Am Dienstag hat die Weltnaturschutzunion IUNC eine aktualisierte Rote Liste veröffentlicht. Wie viele Tierarten sind der neuen Aufstellung zufolge existenziell bedroht?

Achim Steiner: In diese Jahr erfasst die Rote Liste der vom Aussterben bedrohten Lebewesen 11.167 Organismen - von der bayerischen Kiefern-Wühlmaus über den iberischen Lux bis zur Saiga, einer asiatischen Steppen-Antilope. 1993 gab es davon noch über eine Millionen Exemplare, jetzt sind es weniger als 50.000, vor allem durch die Jagd. Das Beunruhigende ist: Dieser Trend hält an. Insgesamt wuchs die rote Liste um 400 Arten im Vergleich zur letzten Aufstellung im September 2000. 811 Rassen gelten inzwischen als ganz ausgestorben, sieben mehr als vor zwei Jahren.

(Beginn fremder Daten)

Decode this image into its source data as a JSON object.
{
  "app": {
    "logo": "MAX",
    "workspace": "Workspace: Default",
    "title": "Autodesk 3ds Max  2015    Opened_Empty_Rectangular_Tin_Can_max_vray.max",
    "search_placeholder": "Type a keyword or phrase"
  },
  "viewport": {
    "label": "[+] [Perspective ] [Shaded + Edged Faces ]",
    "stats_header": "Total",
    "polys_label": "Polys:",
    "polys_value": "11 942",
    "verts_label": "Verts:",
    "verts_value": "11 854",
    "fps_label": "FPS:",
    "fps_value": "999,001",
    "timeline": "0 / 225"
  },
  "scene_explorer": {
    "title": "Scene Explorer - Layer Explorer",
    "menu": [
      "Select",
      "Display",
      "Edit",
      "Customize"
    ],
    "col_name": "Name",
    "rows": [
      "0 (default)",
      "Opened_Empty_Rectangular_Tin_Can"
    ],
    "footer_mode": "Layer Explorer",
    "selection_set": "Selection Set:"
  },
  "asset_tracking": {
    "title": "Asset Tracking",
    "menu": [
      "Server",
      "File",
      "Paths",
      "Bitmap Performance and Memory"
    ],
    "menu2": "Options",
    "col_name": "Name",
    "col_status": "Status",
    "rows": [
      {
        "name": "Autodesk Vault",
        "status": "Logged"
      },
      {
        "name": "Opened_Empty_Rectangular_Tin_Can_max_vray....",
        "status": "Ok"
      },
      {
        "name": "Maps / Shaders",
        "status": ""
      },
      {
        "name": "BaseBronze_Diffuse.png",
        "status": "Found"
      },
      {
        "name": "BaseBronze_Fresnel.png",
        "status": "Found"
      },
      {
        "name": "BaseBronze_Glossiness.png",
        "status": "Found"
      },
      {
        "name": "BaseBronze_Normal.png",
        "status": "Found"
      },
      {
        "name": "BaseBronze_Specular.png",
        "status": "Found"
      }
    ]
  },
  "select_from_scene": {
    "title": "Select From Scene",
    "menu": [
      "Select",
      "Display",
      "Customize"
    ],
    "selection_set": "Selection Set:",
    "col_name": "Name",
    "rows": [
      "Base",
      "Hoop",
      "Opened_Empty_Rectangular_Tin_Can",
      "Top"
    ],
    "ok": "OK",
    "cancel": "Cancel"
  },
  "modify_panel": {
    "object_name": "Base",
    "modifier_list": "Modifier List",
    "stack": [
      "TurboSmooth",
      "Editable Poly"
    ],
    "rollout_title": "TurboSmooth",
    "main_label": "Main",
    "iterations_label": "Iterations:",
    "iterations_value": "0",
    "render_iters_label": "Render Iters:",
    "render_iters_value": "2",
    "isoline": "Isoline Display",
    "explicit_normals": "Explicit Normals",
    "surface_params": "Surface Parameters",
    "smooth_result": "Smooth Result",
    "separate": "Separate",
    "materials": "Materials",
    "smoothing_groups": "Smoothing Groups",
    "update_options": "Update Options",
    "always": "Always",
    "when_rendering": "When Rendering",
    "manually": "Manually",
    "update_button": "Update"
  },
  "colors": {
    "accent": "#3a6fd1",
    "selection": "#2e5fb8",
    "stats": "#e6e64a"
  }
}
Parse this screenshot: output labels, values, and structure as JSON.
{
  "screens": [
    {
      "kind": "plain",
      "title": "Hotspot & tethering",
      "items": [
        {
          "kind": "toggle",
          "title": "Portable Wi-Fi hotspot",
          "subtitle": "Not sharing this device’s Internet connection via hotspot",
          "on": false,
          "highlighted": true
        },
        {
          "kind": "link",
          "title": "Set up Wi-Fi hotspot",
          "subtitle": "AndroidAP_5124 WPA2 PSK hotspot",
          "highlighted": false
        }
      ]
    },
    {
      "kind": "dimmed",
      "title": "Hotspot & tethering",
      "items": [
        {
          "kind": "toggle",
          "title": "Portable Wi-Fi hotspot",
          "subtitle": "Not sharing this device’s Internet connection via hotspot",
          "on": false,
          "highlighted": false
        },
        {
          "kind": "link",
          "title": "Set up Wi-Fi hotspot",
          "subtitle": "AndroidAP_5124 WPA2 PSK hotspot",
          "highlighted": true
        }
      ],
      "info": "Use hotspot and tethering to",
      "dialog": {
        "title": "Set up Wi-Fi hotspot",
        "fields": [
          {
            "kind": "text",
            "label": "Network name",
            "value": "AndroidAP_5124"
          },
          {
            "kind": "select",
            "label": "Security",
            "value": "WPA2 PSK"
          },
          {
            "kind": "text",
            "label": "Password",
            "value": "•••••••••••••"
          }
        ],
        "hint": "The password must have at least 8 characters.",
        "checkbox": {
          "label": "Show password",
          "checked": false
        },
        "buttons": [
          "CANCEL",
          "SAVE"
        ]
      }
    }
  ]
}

SPIEGEL ONLINE: Werden auch Pflanzen gezählt?

Steiner: Ja, allerdings sind erst vier Prozent aller Pflanzen weltweit durch Zählungen erfasst. Darunter befinden sich auf der neuen roten Liste inzwischen 5714 vom Aussterben bedrohte Pflanzenarten, das sind über 100 mehr als vor zwei Jahren. Dazu gehört beispielsweise der mexikanische Artischocken-Kaktus, von dem es nur noch höchstens 5000 Exemplare gibt. Ihm wurde zunehmende Bodenerosion zur Verhängnis, aber auch die lokale Bevölkerung, die ihn zur Rheumabekämpfung verwendet.

SPIEGEL ONLINE: Wie gravierend sind die beobachteten Veränderungen?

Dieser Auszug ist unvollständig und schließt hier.